I didn’t realize it was a lie from Satan.

As I continued to write Brad’s CaringBridge, God began to give me words to encourage people. I went from just updating about Brad’s condition to making Biblical application and actually teaching again. No, I didn’t have a Sunday School audience anymore, but I had an internet audience. And I decided to be faithful to that.

The prophet Ezekiel looked out and saw a valley of dry bones in Ezekiel 37. God asked him,

“Can these dry bones live?”

Ezekiel said, “Only You know, Lord.” God told Ezekiel to speak to the dry bones, and they would live. Ezekiel spoke, and God brought new life to the dry bones, muscles and tendons. Once dead bones lived again by the spoken word. Folks, the power of life and death are in your words.  Be VERY careful how you use them.

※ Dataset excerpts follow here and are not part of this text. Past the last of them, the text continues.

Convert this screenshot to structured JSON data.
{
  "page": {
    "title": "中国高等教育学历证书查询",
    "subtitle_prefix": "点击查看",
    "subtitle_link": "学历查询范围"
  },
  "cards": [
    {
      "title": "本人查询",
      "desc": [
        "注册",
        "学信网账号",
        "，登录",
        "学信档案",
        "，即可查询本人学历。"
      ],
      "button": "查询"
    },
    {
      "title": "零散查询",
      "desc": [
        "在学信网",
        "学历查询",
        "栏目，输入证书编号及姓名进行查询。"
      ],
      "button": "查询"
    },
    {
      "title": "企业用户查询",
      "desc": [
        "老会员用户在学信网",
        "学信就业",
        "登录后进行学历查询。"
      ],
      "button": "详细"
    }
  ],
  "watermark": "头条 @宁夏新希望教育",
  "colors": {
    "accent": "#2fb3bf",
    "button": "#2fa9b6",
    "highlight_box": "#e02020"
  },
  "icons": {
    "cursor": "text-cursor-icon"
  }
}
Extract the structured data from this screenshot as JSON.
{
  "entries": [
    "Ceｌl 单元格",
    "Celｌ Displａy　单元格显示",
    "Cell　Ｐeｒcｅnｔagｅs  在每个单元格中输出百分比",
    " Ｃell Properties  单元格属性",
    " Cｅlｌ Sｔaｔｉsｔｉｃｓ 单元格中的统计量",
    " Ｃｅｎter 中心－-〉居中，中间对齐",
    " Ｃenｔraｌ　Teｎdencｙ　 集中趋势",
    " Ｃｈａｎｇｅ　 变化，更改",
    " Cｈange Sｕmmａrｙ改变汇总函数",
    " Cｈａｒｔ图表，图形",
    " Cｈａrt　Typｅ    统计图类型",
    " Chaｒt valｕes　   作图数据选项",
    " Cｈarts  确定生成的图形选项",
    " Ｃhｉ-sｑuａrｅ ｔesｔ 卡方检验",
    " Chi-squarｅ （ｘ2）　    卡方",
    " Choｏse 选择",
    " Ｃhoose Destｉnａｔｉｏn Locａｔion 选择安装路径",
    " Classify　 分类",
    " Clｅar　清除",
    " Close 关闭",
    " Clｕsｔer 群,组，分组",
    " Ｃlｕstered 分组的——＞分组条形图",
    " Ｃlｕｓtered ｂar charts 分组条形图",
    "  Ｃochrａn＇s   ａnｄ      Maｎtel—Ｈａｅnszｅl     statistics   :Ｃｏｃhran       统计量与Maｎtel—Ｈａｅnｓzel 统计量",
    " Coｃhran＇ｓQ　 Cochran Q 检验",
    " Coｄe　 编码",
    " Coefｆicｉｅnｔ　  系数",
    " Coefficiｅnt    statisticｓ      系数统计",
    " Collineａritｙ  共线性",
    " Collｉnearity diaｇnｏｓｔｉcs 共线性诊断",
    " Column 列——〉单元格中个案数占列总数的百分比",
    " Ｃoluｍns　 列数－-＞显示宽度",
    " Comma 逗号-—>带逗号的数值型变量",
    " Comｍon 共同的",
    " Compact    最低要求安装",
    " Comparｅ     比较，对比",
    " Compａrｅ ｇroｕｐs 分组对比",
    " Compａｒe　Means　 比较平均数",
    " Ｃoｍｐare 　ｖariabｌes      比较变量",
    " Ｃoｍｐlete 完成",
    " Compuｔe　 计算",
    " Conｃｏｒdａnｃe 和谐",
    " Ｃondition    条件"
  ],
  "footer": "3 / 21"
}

Karen was faithful to speak life into my dry bones. I’m alive again, and I didn’t realize I was still dead! Look around you. You are surrounded by dead bones. I say to you, SPEAK LIFE every chance you get!

Friend, your life isn’t over. You can be a blessing to everyone around you. God isn’t finished with you! I’m 100% sure of that, and you know how I know? Because there is still breath in your lungs. As long as you’re alive, you’re still useful to the kingdom of God. Take that gift and pass it on. Speak life to someone else today. You will never know the ripple effect of that one kind gesture this side of eternity!

I went back and read Karen’s email for the first time in five years today. All over again, I’m crying. These are her exact words:

When Brad is well and at home you must continue to write- it is a blessing and many of us are encouraged and brought closer in our daily walk through your devotions. 

Well Karen, it’s only taken me five years, but better late than never. Thank you for speaking life to these dry bones.